Pembiaran ini kiranya bagian dari pembinaan. Ini bisa dikatakan satu pendekatan kultural. FPI dan Rizieq ternyata makin besar. Itu artinya pendekatan kultural justru menyebabkan Rizieq dan FPI besar.

Pemerintahan Presiden Susulo Bambang Yudhoyono mencoba menjinakkan dan memelihara Rizieq dan FPI. Menjinakkan kemudian merawat tentu membuat yang dijinakkan dan dirawat itu tumbuh besar.  Itulah sebabnya Robin Bush menyatakan SBY bertanggung jawab atas meningkatnya intoleransi yang dilakoni kelompok-kelompok semacam FPI.
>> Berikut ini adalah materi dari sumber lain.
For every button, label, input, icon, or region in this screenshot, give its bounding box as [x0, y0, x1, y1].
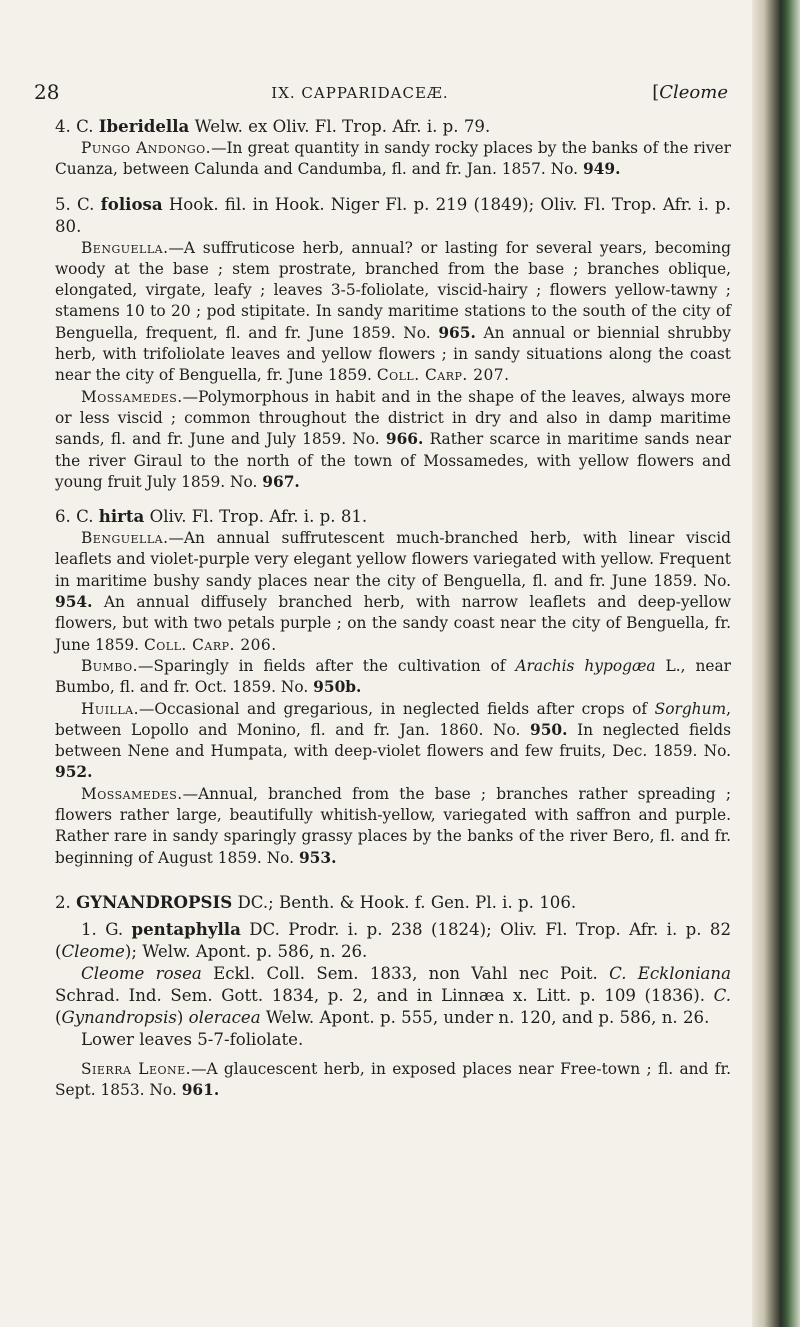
locality-paragraph: Benguella.—A suffruticose herb, annual? or lasting for several years, becoming woody at the base ; stem prostrate, branched from the base ; branches oblique, elongated, virgate, leafy ; leaves 3-5-foliolate, viscid-hairy ; flowers yellow-tawny ; stamens 10 to 20 ; pod stipitate. In sandy maritime stations to the south of the city of Benguella, frequent, fl. and fr. June 1859. No. 965. An annual or biennial shrubby herb, with trifoliolate leaves and yellow flowers ; in sandy situations along the coast near the city of Benguella, fr. June 1859. Coll. Carp. 207. — [55, 238, 731, 385]
locality-paragraph: Mossamedes.—Polymorphous in habit and in the shape of the leaves, always more or less viscid ; common throughout the district in dry and also in damp maritime sands, fl. and fr. June and July 1859. No. 966. Rather scarce in maritime sands near the river Giraul to the north of the town of Mossamedes, with yellow flowers and young fruit July 1859. No. 967. — [55, 387, 731, 491]
locality-paragraph: Bumbo.—Sparingly in fields after the cultivation of Arachis hypogæa L., near Bumbo, fl. and fr. Oct. 1859. No. 950b. — [55, 656, 732, 697]
species-heading-pentaphylla: 1. G. pentaphylla DC. Prodr. i. p. 238 (1824); Oliv. Fl. Trop. Afr. i. p. 82 (Cleome); Welw. Apont. p. 586, n. 26. — [55, 918, 731, 961]
locality-paragraph: Mossamedes.—Annual, branched from the base ; branches rather spreading ; flowers rather large, beautifully whitish-yellow, variegated with saffron and purple. Rather rare in sandy sparingly grassy places by the banks of the river Bero, fl. and fr. beginning of August 1859. No. 953. — [55, 784, 731, 867]
locality-paragraph: Pungo Andongo.—In great quantity in sandy rocky places by the banks of the river Cuanza, between Calunda and Candumba, fl. and fr. Jan. 1857. No. 949. — [55, 139, 731, 179]
species-heading-iberidella: 4. C. Iberidella Welw. ex Oliv. Fl. Trop. Afr. i. p. 79. — [55, 116, 491, 136]
species-heading-foliosa: 5. C. foliosa Hook. fil. in Hook. Niger Fl. p. 219 (1849); Oliv. Fl. Trop. Afr. i. p. 80. — [55, 193, 731, 236]
page-number: 28 — [34, 80, 60, 104]
running-title: IX. CAPPARIDACEÆ. — [271, 84, 449, 102]
synonymy-paragraph: Cleome rosea Eckl. Coll. Sem. 1833, non Vahl nec Poit. C. Eckloniana Schrad. Ind. Sem. Gott. 1834, p. 2, and in Linnæa x. Litt. p. 109 (1836). C. (Gynandropsis) oleracea Welw. Apont. p. 555, under n. 120, and p. 586, n. 26. — [55, 963, 731, 1027]
book-spine-edge — [752, 0, 800, 1327]
species-heading-hirta: 6. C. hirta Oliv. Fl. Trop. Afr. i. p. 81. — [55, 506, 368, 527]
leaves-note: Lower leaves 5-7-foliolate. — [81, 1029, 304, 1049]
running-genus: [Cleome — [652, 82, 728, 103]
running-genus-text: Cleome — [659, 82, 728, 103]
genus-heading-gynandropsis: 2. GYNANDROPSIS DC.; Benth. & Hook. f. Gen. Pl. i. p. 106. — [55, 891, 577, 912]
page-body — [55, 115, 731, 1102]
locality-paragraph: Huilla.—Occasional and gregarious, in neglected fields after crops of Sorghum, between Lopollo and Monino, fl. and fr. Jan. 1860. No. 950. In neglected fields between Nene and Humpata, with deep-violet flowers and few fruits, Dec. 1859. No. 952. — [55, 699, 731, 782]
locality-paragraph: Benguella.—An annual suffrutescent much-branched herb, with linear viscid leaflets and violet-purple very elegant yellow flowers variegated with yellow. Frequent in maritime bushy sandy places near the city of Benguella, fl. and fr. June 1859. No. 954. An annual diffusely branched herb, with narrow leaflets and deep-yellow flowers, but with two petals purple ; on the sandy coast near the city of Benguella, fr. June 1859. Coll. Carp. 206. — [55, 529, 731, 654]
locality-paragraph: Sierra Leone.—A glaucescent herb, in exposed places near Free-town ; fl. and fr. Sept. 1853. No. 961. — [55, 1059, 732, 1100]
Robin Bush menulis, ‘Tak disangsikan bahwa selama periode kepresidenan Yudhoyono, Indonesia mengalami peningkatan kadar intoleransi beragama, ditambah meningkatnya kekerasan agama dan kontraksi dalam hak-hak minoritas agama. Penganut Ahmadiyah, Syiah, dan Kristen menjadi korban serius dari kecenderungan semacam itu, tetapi meningkatnya intoleransi agama juga dirasakan kalangan muslim Sunni liberal dan ateis. Pemerintah pusat secara signifikan menjadi kunci pendorong di belakang kecenderungan tersebut dan Yudhoyono, sebagai kepala pemerintahan sepanjang 2004-2014, harus bertanggung jawab…’.

Pemerintah SBY boleh jadi bermaksud menaklukkan FPI dengan membinanya melalui pendekatan kultural. Namun, yang terjadi FPI dan Rizieq justru tumbuh makin besar. Sekali lagi, pendekatan kultural untuk menaklukkan FPI justru membuatnya makin besar.
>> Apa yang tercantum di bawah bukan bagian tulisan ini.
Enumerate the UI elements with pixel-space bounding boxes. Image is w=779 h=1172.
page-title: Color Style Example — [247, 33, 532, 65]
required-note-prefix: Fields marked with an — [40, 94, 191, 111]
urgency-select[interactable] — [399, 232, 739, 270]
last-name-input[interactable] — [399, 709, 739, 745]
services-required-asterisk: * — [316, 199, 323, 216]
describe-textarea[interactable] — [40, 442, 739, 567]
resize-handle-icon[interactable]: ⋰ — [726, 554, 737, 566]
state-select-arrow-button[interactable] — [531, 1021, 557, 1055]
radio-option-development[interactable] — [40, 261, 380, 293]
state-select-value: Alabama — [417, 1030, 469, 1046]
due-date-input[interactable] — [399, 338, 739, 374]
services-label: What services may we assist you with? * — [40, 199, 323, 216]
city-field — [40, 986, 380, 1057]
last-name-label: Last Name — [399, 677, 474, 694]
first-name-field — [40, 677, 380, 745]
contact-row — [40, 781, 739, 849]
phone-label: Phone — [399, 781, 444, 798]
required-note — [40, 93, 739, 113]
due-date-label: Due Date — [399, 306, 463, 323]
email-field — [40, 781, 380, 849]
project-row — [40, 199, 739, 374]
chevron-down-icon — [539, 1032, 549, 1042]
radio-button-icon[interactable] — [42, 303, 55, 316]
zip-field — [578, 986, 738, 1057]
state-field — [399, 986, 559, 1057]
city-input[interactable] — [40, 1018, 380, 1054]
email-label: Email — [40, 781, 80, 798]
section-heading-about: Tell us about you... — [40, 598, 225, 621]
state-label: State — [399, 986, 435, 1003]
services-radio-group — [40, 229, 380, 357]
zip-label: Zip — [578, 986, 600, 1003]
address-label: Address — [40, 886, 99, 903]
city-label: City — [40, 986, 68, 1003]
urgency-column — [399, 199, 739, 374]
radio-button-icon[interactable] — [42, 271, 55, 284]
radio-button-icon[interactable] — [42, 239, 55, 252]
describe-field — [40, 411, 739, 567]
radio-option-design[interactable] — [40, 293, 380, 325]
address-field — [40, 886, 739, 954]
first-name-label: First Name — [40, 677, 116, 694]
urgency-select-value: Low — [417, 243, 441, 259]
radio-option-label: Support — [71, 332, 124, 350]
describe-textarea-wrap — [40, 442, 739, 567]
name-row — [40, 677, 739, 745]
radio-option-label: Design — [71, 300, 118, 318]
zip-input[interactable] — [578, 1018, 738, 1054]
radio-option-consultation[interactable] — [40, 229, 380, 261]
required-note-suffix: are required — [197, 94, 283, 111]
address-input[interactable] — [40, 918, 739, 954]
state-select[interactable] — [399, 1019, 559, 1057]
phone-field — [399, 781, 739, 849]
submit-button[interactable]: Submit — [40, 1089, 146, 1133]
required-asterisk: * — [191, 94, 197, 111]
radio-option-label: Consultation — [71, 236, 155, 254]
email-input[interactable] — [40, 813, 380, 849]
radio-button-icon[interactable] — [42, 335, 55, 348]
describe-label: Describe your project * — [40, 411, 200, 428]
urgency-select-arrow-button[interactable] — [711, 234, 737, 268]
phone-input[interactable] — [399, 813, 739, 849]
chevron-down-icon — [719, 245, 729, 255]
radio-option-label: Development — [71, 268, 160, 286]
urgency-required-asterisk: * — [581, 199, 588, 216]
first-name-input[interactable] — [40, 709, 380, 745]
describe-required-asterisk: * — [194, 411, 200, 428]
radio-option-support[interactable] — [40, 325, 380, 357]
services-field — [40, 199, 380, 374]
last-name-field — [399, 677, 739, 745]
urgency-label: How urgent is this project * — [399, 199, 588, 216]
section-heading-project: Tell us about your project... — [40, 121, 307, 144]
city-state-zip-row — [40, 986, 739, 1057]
Berdasarkan fakta-fakta FPI justru makin besar karena pendekatan kultural, kembali ke pertanyaan pejabat keamanan tadi apakah FPI sebaiknnya dijinakkan atau ‘dimatikan’, saya tegas menjawab ‘dimatikan.’ Saya menjawab negara semestinya menggunakan pendekatan struktural untuk menaklukkan FPI.

Negara melakukan itu, menggunakan pendekatan struktural untuk menaklukkan Rizieq dan FPI-nya. Polisi telah menjadikan Rizieq sebagai tersangka dalam sejumlah kasus kerumunan. Sebentar lagi boleh jadi polisi akan membuka kembali penyidikan kasus chat mesum Rizieq atas perintah pengadilan.
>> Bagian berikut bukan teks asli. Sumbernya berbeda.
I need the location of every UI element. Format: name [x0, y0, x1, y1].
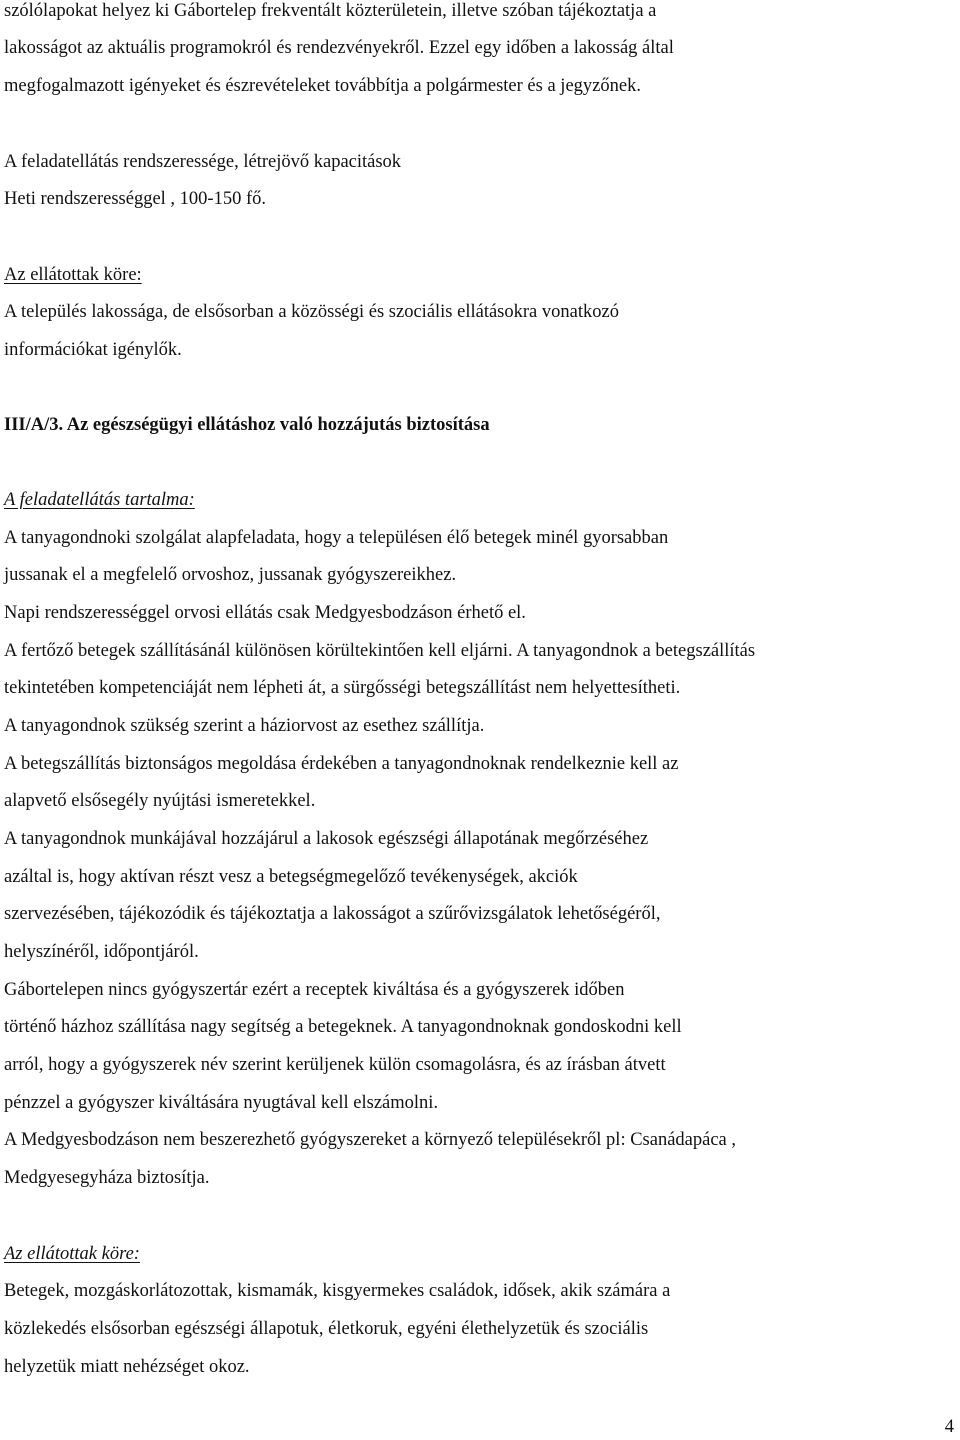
task-line: szervezésében, tájékozódik és tájékoztatja a lakosságot a szűrővizsgálatok lehetőségéről, [4, 904, 661, 924]
recipients2-line: helyzetük miatt nehézséget okoz. [4, 1357, 250, 1377]
capacity-text: Heti rendszerességgel , 100-150 fő. [4, 189, 266, 209]
task-heading: A feladatellátás tartalma: [4, 490, 195, 510]
task-line: történő házhoz szállítása nagy segítség a betegeknek. A tanyagondnoknak gondoskodni kell [4, 1017, 682, 1037]
recipients2-line: Betegek, mozgáskorlátozottak, kismamák, kisgyermekes családok, idősek, akik számára a [4, 1281, 671, 1301]
task-line: A Medgyesbodzáson nem beszerezhető gyógyszereket a környező településekről pl: Csanádapáca , [4, 1130, 737, 1150]
task-line: A tanyagondnok szükség szerint a háziorvost az esethez szállítja. [4, 716, 485, 736]
task-line: A fertőző betegek szállításánál különösen körültekintően kell eljárni. A tanyagondnok a betegszállítás [4, 641, 756, 661]
task-line: alapvető elsősegély nyújtási ismeretekkel. [4, 791, 316, 811]
recipients-line-2: információkat igénylők. [4, 340, 182, 360]
task-line: Gábortelepen nincs gyógyszertár ezért a receptek kiváltása és a gyógyszerek időben [4, 980, 625, 1000]
task-line: A betegszállítás biztonságos megoldása érdekében a tanyagondnoknak rendelkeznie kell az [4, 754, 679, 774]
section-title: III/A/3. Az egészségügyi ellátáshoz való hozzájutás biztosítása [4, 415, 490, 435]
task-line: Napi rendszerességgel orvosi ellátás csak Medgyesbodzáson érhető el. [4, 603, 526, 623]
task-line: Medgyesegyháza biztosítja. [4, 1168, 210, 1188]
recipients2-heading: Az ellátottak köre: [4, 1244, 140, 1264]
task-line: arról, hogy a gyógyszerek név szerint kerüljenek külön csomagolásra, és az írásban átvett [4, 1055, 666, 1075]
intro-line-3: megfogalmazott igényeket és észrevételeket továbbítja a polgármester és a jegyzőnek. [4, 76, 641, 96]
task-line: helyszínéről, időpontjáról. [4, 942, 199, 962]
capacity-heading: A feladatellátás rendszeressége, létrejövő kapacitások [4, 152, 402, 172]
intro-line-2: lakosságot az aktuális programokról és rendezvényekről. Ezzel egy időben a lakosság által [4, 38, 674, 58]
task-line: A tanyagondnok munkájával hozzájárul a lakosok egészségi állapotának megőrzéséhez [4, 829, 649, 849]
task-line: tekintetében kompetenciáját nem lépheti át, a sürgősségi betegszállítást nem helyettesítheti. [4, 678, 681, 698]
recipients-line-1: A település lakossága, de elsősorban a közösségi és szociális ellátásokra vonatkozó [4, 302, 619, 322]
recipients-heading: Az ellátottak köre: [4, 265, 142, 285]
page-number: 4 [944, 1417, 954, 1437]
task-line: jussanak el a megfelelő orvoshoz, jussanak gyógyszereikhez. [4, 565, 457, 585]
task-line: A tanyagondnoki szolgálat alapfeladata, hogy a településen élő betegek minél gyorsabban [4, 528, 669, 548]
task-line: azáltal is, hogy aktívan részt vesz a betegségmegelőző tevékenységek, akciók [4, 867, 578, 887]
recipients2-line: közlekedés elsősorban egészségi állapotuk, életkoruk, egyéni élethelyzetük és szociális [4, 1319, 649, 1339]
task-line: pénzzel a gyógyszer kiváltására nyugtával kell elszámolni. [4, 1093, 439, 1113]
intro-line-1: szólólapokat helyez ki Gábortelep frekventált közterületein, illetve szóban tájékoztatja a [4, 1, 657, 21]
PTPN menyomasi FPI untuk mengosongkan lahan miliknya di Megamendung. Bogor, Jawa Barat, yang dikuasai FPI. FPI membangun Markaz Syariah di sana.  PTPN ialah BUMN, bagian dari negara. Somasi pendekatan hukum, pendekatan struktural. Itu artinya dalam kasus ini, negara juga menggunakan pendekatan struktural terhadap FPI.

Pemerintah juga melarang kegiatan FPI. Pertimbangan hukum yang mendasari pelarangan itu. Pendekatan hukum ialah pendekatan struktural.  Pelarangan kegiatan FPI merupakan pendekatan struktural.

Kita masih menantikan efektivitas pendekatan struktural yang dilakukan pemerintah terhadap FPI. Yang pasti, fakta-fakta menunjukkan pendekatan kultural justru membuat FPI makin besar. Pendekatan struktural semestinya ampuh menaklukkan FPI.



Berita Lainnya
  • Resonansi dari Pati

    09/8/2025 05:00

    Pemimpin dianggap berhasil bila ia mampu memainkan peran sebagai pelayan bagi rakyat.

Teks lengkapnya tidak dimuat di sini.